本の覚書

本と語学のはなし

「万葉集巻第二」藤原鎌足


 地震が起きた時は塾のビルの中にいた。危険を感じるほどの揺れではないが、不気味に長かった。今日は公立高校の合格発表があったので生徒らが大勢報告に来ていたけど、パニックにはならずに済んだ。
 みなさんのご無事をお祈りします。

95 あれはもや 安見児やすみこたり 皆人みなひとの 得かてにすといふ 安見児得たり

92 わたしは 安見児を得たぞ 皆の者が 得がたいと言っている 安見児を得たぞ


 安見児は采女(うねめ)であり、したがって天皇の私物であって、臣下は容易に近づくことができなかった。それを得た藤原鎌足が、全く技巧を用いずストレートに感情を詠んだ歌。実に得意げだ。
 犬養孝はこれを万葉的なおおらかさの一例として紹介していた。それで私も中学以来ずっと記憶している。しかし、実はよく理解していなかったことが判明したので、以下文法に関するメモをしておく。
 第4句の「かて」は補助動詞タ行下二段活用「かつ」の未然形。「〜できる、〜に耐える」の意だが、通常は下に打消しを伴って不可能や困難を表す。私は「得かて」だけで「得がたい」を意味するのだとばかり思っていた(原文も「得難」だけど)。
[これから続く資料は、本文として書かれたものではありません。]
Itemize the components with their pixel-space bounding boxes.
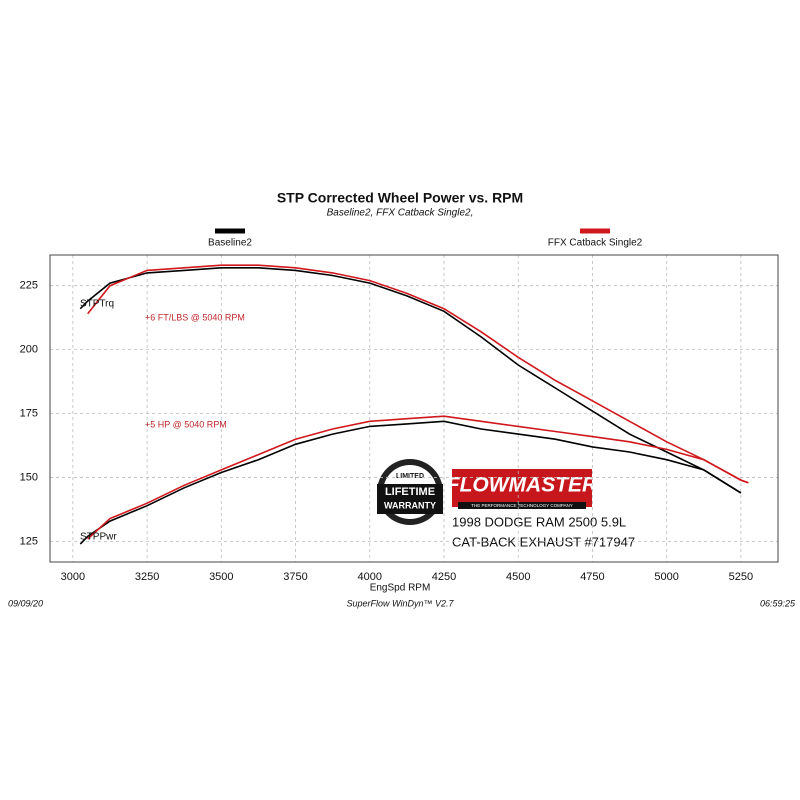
brand-box — [452, 469, 592, 507]
series-line — [79, 420, 742, 545]
annotation: +6 FT/LBS @ 5040 RPM — [145, 312, 245, 322]
x-tick-label: 4500 — [506, 571, 530, 583]
x-tick-label: 4250 — [432, 571, 456, 583]
y-tick-label: 225 — [20, 280, 38, 292]
legend-label: Baseline2 — [208, 238, 252, 249]
y-tick-label: 125 — [20, 535, 38, 547]
badge-lifetime: LIFETIME — [385, 486, 435, 498]
badge-limited: LIMITED — [396, 473, 424, 480]
y-tick-label: 200 — [20, 344, 38, 356]
x-tick-label: 3250 — [135, 571, 159, 583]
caption-line: CAT-BACK EXHAUST #717947 — [452, 534, 635, 549]
annotation: +5 HP @ 5040 RPM — [145, 419, 227, 429]
plot-frame — [49, 254, 779, 563]
series-line — [79, 267, 742, 494]
warranty-badge — [377, 459, 443, 525]
x-tick-label: 5250 — [729, 571, 753, 583]
brand-strip — [458, 502, 586, 509]
x-tick-label: 3750 — [283, 571, 307, 583]
caption-line: 1998 DODGE RAM 2500 5.9L — [452, 514, 626, 529]
badge-warranty: WARRANTY — [384, 500, 436, 510]
series-line — [87, 264, 749, 484]
y-tick-label: 175 — [20, 408, 38, 420]
series-line — [87, 415, 749, 540]
y-tick-label: 150 — [20, 471, 38, 483]
x-tick-label: 3500 — [209, 571, 233, 583]
x-axis-label: EngSpd RPM — [370, 583, 431, 594]
footer-software: SuperFlow WinDyn™ V2.7 — [347, 598, 455, 608]
curve-label: STPTrq — [80, 299, 114, 310]
chart-subtitle: Baseline2, FFX Catback Single2, — [327, 208, 474, 219]
x-tick-label: 4000 — [358, 571, 382, 583]
chart-title: STP Corrected Wheel Power vs. RPM — [277, 190, 523, 206]
brand-name: FLOWMASTER — [447, 474, 598, 497]
brand-tagline: THE PERFORMANCE TECHNOLOGY COMPANY — [471, 503, 573, 508]
footer-time: 06:59:25 — [760, 598, 796, 608]
legend-label: FFX Catback Single2 — [548, 238, 643, 249]
curve-label: STPPwr — [80, 532, 117, 543]
x-tick-label: 5000 — [654, 571, 678, 583]
badge-band — [377, 484, 443, 514]
x-tick-label: 3000 — [61, 571, 85, 583]
x-tick-label: 4750 — [580, 571, 604, 583]
footer-date: 09/09/20 — [8, 598, 43, 608]
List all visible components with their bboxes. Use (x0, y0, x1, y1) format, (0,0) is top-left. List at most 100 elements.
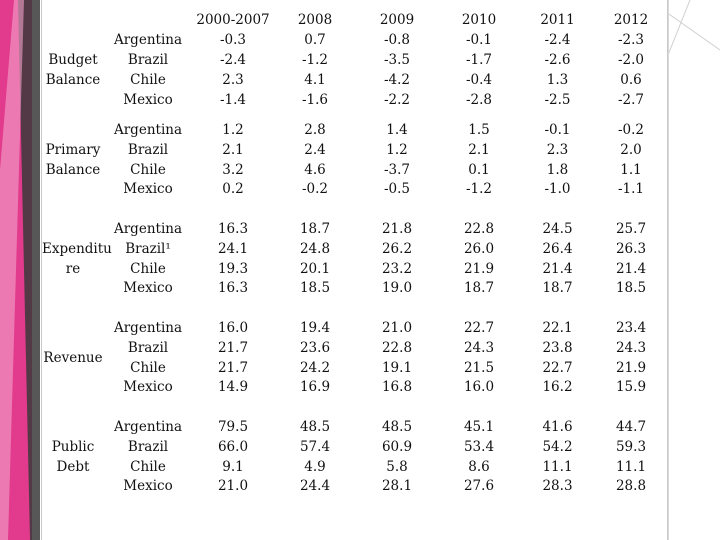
value-entry: 4.1 (304, 72, 326, 88)
value-cell: 44.7 59.3 11.1 28.8 (595, 408, 667, 507)
value-cell: -0.3 -2.4 2.3 -1.4 (192, 31, 274, 111)
country-name: Brazil (127, 339, 169, 356)
value-entry: -1.2 (465, 181, 493, 198)
value-entry: -0.1 (465, 32, 493, 49)
right-edge-gray-bar (667, 0, 669, 540)
value-entry: 21.4 (615, 260, 647, 277)
value-cell: -0.1 2.3 1.8 -1.0 (520, 111, 595, 210)
country-name: Brazil (127, 438, 169, 455)
year-header: 2011 (540, 12, 575, 29)
value-entry: 26.2 (381, 240, 413, 257)
country-list: Argentina Brazil¹ Chile Mexico (104, 210, 192, 309)
value-entry: 23.6 (299, 339, 331, 356)
value-entry: 1.2 (386, 141, 408, 158)
value-entry: 16.3 (217, 220, 249, 237)
value-entry: 21.9 (615, 359, 647, 376)
value-entry: -2.8 (465, 91, 493, 108)
value-entry: 18.7 (542, 280, 573, 297)
value-entry: 21.7 (217, 359, 249, 376)
value-entry: 21.8 (381, 220, 413, 237)
value-entry: -0.2 (617, 121, 645, 138)
country-name: Mexico (123, 478, 173, 495)
country-list: Argentina Brazil Chile Mexico (104, 309, 192, 408)
value-entry: 24.8 (299, 240, 331, 257)
value-cell: -0.2 2.0 1.1 -1.1 (595, 111, 667, 210)
value-entry: 26.4 (542, 240, 573, 257)
value-cell: 21.8 26.2 23.2 19.0 (356, 210, 438, 309)
value-entry: 2.4 (304, 141, 326, 158)
fiscal-table-panel: 2000-2007 2008 2009 2010 2011 2012 Budget Balan… (41, 0, 668, 540)
value-entry: 9.1 (222, 458, 244, 475)
value-entry: 18.7 (463, 280, 495, 297)
value-entry: -2.5 (544, 91, 571, 108)
value-entry: 1.4 (386, 121, 408, 138)
value-entry: 19.1 (381, 359, 413, 376)
value-cell: 1.5 2.1 0.1 -1.2 (438, 111, 520, 210)
left-dark-wedge (18, 0, 40, 540)
indicator-label: Public Debt (42, 408, 104, 507)
country-name: Mexico (123, 379, 173, 396)
country-name: Argentina (113, 32, 182, 49)
value-entry: 21.7 (217, 339, 249, 356)
indicator-group-row: Public Debt Argentina Brazil Chile Mexico 79.5… (42, 408, 667, 507)
country-name: Argentina (113, 319, 182, 336)
value-entry: -1.4 (219, 91, 247, 108)
year-header: 2008 (297, 12, 333, 29)
value-cell: -0.8 -3.5 -4.2 -2.2 (356, 31, 438, 111)
value-entry: 27.6 (463, 478, 495, 495)
value-cell: 0.7 -1.2 4.1 -1.6 (274, 31, 356, 111)
value-entry: 22.8 (463, 220, 495, 237)
value-entry: 21.0 (217, 478, 249, 495)
value-entry: 24.3 (463, 339, 495, 356)
indicator-label-line: Balance (45, 161, 101, 178)
value-cell: 25.7 26.3 21.4 18.5 (595, 210, 667, 309)
value-entry: 19.3 (217, 260, 249, 277)
value-entry: -1.0 (544, 181, 571, 198)
value-entry: 16.9 (299, 379, 331, 396)
value-entry: -0.5 (383, 181, 411, 198)
value-entry: 16.0 (217, 319, 249, 336)
value-entry: 0.1 (468, 161, 490, 178)
value-entry: 2.3 (222, 72, 244, 88)
value-entry: 60.9 (381, 438, 413, 455)
value-entry: -0.8 (383, 32, 411, 49)
indicator-label-line: Public (51, 438, 95, 455)
value-entry: 18.5 (615, 280, 647, 297)
value-entry: 23.2 (381, 260, 413, 277)
value-entry: -3.7 (383, 161, 411, 178)
value-entry: 11.1 (542, 458, 573, 475)
value-entry: 21.5 (463, 359, 495, 376)
value-entry: -3.5 (383, 52, 411, 69)
value-entry: 2.3 (546, 141, 569, 158)
country-name: Mexico (123, 280, 173, 297)
value-cell: 18.7 24.8 20.1 18.5 (274, 210, 356, 309)
value-entry: 3.2 (222, 161, 244, 178)
value-entry: 15.9 (615, 379, 647, 396)
value-entry: 44.7 (615, 418, 647, 435)
value-entry: 16.2 (542, 379, 573, 396)
value-entry: 1.3 (546, 72, 569, 88)
value-entry: -0.1 (544, 121, 571, 138)
indicator-label: Budget Balance (42, 31, 104, 111)
value-cell: 19.4 23.6 24.2 16.9 (274, 309, 356, 408)
value-entry: -2.3 (617, 32, 645, 49)
value-cell: 22.7 24.3 21.5 16.0 (438, 309, 520, 408)
country-name: Argentina (113, 418, 182, 435)
value-entry: 48.5 (299, 418, 331, 435)
value-entry: 25.7 (615, 220, 647, 237)
value-entry: 79.5 (217, 418, 249, 435)
value-entry: 4.6 (304, 161, 326, 178)
top-right-gray-line (665, 11, 720, 51)
year-header: 2009 (379, 12, 415, 29)
value-cell: 79.5 66.0 9.1 21.0 (192, 408, 274, 507)
value-entry: 1.1 (620, 161, 642, 178)
country-name: Mexico (123, 91, 173, 108)
indicator-label-line: Debt (56, 458, 90, 475)
indicator-label-line: Budget (48, 52, 98, 69)
value-entry: 16.3 (217, 280, 249, 297)
value-entry: -2.6 (544, 52, 571, 69)
year-header: 2012 (613, 12, 649, 29)
value-entry: 0.6 (620, 72, 642, 88)
value-cell: 48.5 57.4 4.9 24.4 (274, 408, 356, 507)
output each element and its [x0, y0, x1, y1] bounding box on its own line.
次の「に」は、ずっと助詞と勘違いしていたが、打消しの助動詞「ず」の上代の連用形である。


 高校部の研修を受けてきた。やはりこちらの方が比較的自由に講義できる(難しい方へと脱線するのは控えようと思っているけど)。数学の無理強いさえなければ、居心地はいいだろう。
 昨日は授業見学もした。下位レベルのクラスだし、年度末ということもあるのだろうが、半分以上雑談だった。知識を授ける力ならある程度あるはずだと始めた塾講師だけど、もしかしたら、教える技術以上に教えない技術が必要な職業なのかもしれない。